On Monday, Greece became the latest country to clinch a deal with the troika on a review of its austerity program.
"We have a deal," Greek Finance Minister Yannis Stournaras told reporters in Athens, Reuters reported.
Meanwhile, Spain has requested more time from the EU to reduce its fiscal deficit in line with European rules.
A government source told Reuters last week that the country would now increase its 2013 deficit target to 6 percent of gross domestic product (GDP) and is negotiating with the European Commission for more time to cut its fiscal gap to 3 percent of GDP, currently targeted for 2014.
The request comes after European officials agreed last week to allow Ireland and Portugal seven more years to pay back their bailout loans.

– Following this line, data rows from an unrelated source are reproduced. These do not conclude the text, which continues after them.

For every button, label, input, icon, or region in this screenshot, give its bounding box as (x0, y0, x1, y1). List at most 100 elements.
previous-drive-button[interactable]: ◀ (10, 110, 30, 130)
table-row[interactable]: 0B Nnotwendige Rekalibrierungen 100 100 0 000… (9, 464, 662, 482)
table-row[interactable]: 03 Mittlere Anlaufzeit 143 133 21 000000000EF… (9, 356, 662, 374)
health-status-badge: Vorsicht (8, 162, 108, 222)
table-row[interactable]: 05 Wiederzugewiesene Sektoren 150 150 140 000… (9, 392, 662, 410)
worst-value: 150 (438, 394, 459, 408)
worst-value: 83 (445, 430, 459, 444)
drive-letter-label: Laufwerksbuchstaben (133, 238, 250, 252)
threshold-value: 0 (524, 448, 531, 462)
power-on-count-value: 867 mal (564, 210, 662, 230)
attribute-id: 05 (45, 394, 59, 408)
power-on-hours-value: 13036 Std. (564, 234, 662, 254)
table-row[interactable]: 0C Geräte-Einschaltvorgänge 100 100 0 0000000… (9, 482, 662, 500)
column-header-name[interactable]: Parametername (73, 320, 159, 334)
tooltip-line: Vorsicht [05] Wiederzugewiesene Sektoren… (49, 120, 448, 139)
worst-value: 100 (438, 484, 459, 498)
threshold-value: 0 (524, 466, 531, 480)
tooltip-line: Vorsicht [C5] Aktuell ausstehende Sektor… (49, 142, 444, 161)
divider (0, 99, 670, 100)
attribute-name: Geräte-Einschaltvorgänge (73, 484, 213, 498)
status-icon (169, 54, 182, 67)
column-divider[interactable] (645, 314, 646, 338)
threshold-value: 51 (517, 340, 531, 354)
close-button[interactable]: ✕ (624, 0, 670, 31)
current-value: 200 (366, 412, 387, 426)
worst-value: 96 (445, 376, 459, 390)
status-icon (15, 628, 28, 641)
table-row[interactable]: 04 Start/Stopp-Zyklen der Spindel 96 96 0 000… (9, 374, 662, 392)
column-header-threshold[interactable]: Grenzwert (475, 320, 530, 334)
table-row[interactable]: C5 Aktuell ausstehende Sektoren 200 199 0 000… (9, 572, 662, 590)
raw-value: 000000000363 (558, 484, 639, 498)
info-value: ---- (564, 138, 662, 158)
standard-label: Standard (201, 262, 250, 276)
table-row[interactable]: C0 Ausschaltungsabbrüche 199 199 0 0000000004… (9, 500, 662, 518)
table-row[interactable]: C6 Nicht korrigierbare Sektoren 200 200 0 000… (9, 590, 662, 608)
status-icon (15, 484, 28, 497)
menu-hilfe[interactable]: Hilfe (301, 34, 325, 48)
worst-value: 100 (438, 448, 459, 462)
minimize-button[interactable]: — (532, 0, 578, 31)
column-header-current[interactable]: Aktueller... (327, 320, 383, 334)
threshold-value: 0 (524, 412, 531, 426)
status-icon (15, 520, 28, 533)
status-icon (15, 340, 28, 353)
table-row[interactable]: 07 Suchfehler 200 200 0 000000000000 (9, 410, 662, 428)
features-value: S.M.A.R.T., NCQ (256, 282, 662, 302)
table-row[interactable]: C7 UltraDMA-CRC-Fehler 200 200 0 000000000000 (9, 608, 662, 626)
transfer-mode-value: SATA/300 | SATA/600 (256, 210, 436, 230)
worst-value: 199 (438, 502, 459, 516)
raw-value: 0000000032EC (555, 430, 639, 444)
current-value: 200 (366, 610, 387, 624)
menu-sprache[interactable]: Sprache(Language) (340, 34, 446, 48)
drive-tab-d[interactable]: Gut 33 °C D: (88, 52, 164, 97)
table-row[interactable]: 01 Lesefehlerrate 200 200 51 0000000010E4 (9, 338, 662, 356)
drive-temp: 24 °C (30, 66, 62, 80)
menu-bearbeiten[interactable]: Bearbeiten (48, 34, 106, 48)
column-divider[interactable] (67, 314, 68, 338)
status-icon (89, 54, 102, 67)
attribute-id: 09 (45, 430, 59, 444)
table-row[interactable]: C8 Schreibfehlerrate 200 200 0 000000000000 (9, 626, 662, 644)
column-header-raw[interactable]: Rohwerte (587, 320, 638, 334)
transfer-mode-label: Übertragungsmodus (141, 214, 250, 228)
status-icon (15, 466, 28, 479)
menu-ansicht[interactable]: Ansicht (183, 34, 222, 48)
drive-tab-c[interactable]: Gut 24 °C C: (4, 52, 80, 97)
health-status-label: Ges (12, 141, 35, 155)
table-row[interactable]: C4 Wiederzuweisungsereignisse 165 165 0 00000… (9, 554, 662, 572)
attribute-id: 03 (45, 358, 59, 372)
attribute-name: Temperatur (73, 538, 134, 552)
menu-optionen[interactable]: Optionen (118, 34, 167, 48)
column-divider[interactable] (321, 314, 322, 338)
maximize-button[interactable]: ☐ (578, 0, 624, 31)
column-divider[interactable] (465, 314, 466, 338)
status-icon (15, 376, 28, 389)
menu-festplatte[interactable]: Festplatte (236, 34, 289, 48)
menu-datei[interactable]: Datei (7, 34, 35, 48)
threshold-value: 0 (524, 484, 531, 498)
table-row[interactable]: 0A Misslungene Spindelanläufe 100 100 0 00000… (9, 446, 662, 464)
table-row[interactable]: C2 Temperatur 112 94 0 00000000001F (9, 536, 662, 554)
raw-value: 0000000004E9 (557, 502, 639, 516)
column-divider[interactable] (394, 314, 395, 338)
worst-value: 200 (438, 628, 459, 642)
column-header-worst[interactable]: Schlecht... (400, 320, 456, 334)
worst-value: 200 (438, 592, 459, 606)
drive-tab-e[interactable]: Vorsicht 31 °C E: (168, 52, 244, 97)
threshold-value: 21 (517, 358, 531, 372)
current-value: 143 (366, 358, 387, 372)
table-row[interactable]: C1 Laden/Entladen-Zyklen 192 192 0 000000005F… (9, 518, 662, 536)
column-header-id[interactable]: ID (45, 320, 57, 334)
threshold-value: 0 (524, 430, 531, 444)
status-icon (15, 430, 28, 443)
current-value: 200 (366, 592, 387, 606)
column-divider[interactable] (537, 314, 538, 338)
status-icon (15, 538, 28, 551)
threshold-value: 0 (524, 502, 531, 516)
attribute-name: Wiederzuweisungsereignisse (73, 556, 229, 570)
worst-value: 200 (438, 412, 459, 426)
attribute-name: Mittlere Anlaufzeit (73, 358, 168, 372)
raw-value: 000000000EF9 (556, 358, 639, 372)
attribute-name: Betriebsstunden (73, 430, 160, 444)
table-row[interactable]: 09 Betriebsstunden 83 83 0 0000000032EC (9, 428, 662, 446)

Spain's Finance Minister Luis de Guindos told CNBC over the weekend that fiscal consolidation and growth were not mutually exclusive, but that they had to be "compatible."
"We have to try to make both elements compatible," de Guindos said.
"This is something that has been started to be considered in all the European countries," he added, denying that fiscal reduction and pro-growth policies were mutually exclusive.
"We have to reduce the fiscal deficit to put order in public finance that creates confidence in the country and simultaneously [ensure that] the fiscal reduction path is compatible with other measures in order to foster near-term growth," he said.
Spain is expected to be asked to speed up its reform program in return for more time from the EU and the Spanish government will have to present its stability plan and reforms to the EU before the end of the month.
"The euro zone policymaking agenda of 2013 is not the one of 2011, or even of 2012 for that matter. Deficit sinners are being cut more fiscal slack; maturities of bail-out loans are being extended; and, most importantly, the crisis has spread to the core of the bloc, posing a challenge to the pro-austerity consensus," Nick Spiro, head of Spiro Sovereign Strategy, said in a note.
"Euro zone policymakers have been steeling themselves for further setbacks. Their actions over the last several months show the extent to which the austerity-focused agenda has been undermined and is being watered down for fear of it collapsing entirely," he added.
"The euro zone remains stuck in a halfway house amid a standoff between a German-led group of states which refuse to share more risks and a French-led one wary of sharing more sovereignty," he said.
German Austerity Pullback?
Peer Steinbrueck, a former German finance minister who heads the center-left Social Democratic party, kicked off his campaign for the German leadership by telling CNBC that, if elected, he would change the measure of austerity-policies imposed on Europe.
"[Austerity policies] won't be replaced, [but] it is all about the dosage. At the moment, in countries like Greece, Portugal, we see a vicious cycle of excessive austerity, lower growth and higher unemployment. In some countries, you see youth unemployment of more than 50 percent, lower tax revenues, rating agencies come in and downgrade countries, and the vicious cycle starts again," he told CNBC.
"It is very important that consolidation is enacted, but it needs to be a dosage that isn't deadly, and it must be accompanied by economic impulses, measures against youth unemployment, tougher regulation of the banks, because in some countries, we are not dealing with a debt crisis but in Ireland, Cyprus or Spain, it is a banking crisis," he added.
Growth Versus Austerity
The debate over growth versus austerity is set to take center stage as the financial leaders of the world's 20 biggest economies (the G20) meet this week to discuss debt ceiling targets.
They will consider a proposal to cut their public debt over the longer term — to well below 90 percent of gross domestic product, Reuters reported over the weekend.
The EU, however, has a more ambitious debt ceiling of 60 percent of GDP for its 27 members, a target that currently looks ambitious considering the debt piles of most European economies.